Active duty and Medal of Honor recipients receive full military honors. Retirees and veterans receive full military honors only if resources are available. Until 1988 Fort Sam Houston supported all three categories, but due to decreasing manpower Earnest said veterans were not receiving full military honors.

As a result of the efforts of Manny Rangel and the Veterans of Greater San Antonio, the Military Order of the Purple Heart, and Joe Ramos, then FSH National Cemetery director, the MSD Honor Guard was chartered in 1990 and began performing honor services the following year.

"I joined to give back to what the service has given me and to honor my brothers and sisters. Veterans serving veterans is our motto," said Earnest, a member for five years and serving his second year as commander.

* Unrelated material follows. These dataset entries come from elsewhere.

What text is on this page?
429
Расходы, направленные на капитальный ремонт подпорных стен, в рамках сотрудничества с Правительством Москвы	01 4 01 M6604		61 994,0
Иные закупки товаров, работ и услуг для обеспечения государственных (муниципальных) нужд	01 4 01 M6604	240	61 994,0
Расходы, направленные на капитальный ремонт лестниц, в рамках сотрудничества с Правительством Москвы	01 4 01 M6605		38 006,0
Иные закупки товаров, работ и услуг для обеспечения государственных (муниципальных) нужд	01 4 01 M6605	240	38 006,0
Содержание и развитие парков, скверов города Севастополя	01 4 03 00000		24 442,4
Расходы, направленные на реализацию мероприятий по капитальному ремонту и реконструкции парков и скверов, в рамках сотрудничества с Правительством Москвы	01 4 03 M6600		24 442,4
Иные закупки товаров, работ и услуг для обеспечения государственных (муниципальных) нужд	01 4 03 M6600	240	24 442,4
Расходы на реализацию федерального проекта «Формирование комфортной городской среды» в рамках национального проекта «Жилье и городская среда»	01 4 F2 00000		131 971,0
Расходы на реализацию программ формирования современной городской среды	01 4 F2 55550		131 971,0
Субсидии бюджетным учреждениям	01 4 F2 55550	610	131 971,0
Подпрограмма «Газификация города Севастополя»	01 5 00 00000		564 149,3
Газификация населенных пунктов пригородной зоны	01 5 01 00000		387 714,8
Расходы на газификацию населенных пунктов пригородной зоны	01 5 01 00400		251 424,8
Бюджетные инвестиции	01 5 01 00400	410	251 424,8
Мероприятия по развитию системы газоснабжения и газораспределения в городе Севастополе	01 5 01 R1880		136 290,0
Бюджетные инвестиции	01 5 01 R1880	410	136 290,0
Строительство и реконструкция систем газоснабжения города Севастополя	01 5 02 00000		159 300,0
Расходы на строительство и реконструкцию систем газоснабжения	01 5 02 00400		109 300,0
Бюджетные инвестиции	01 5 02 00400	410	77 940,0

"The solemn mission of carrying out burial services for our veterans falls to this detachment," Uresti said. "The dedicated members of this unit are owed a great debt of gratitude, and they need some help."

"Giving back to the community and supporting the men and women of our armed forces is something I have always believed in," said Nau.

"When we care for the communities we work and serve in, we are able to truly make a difference."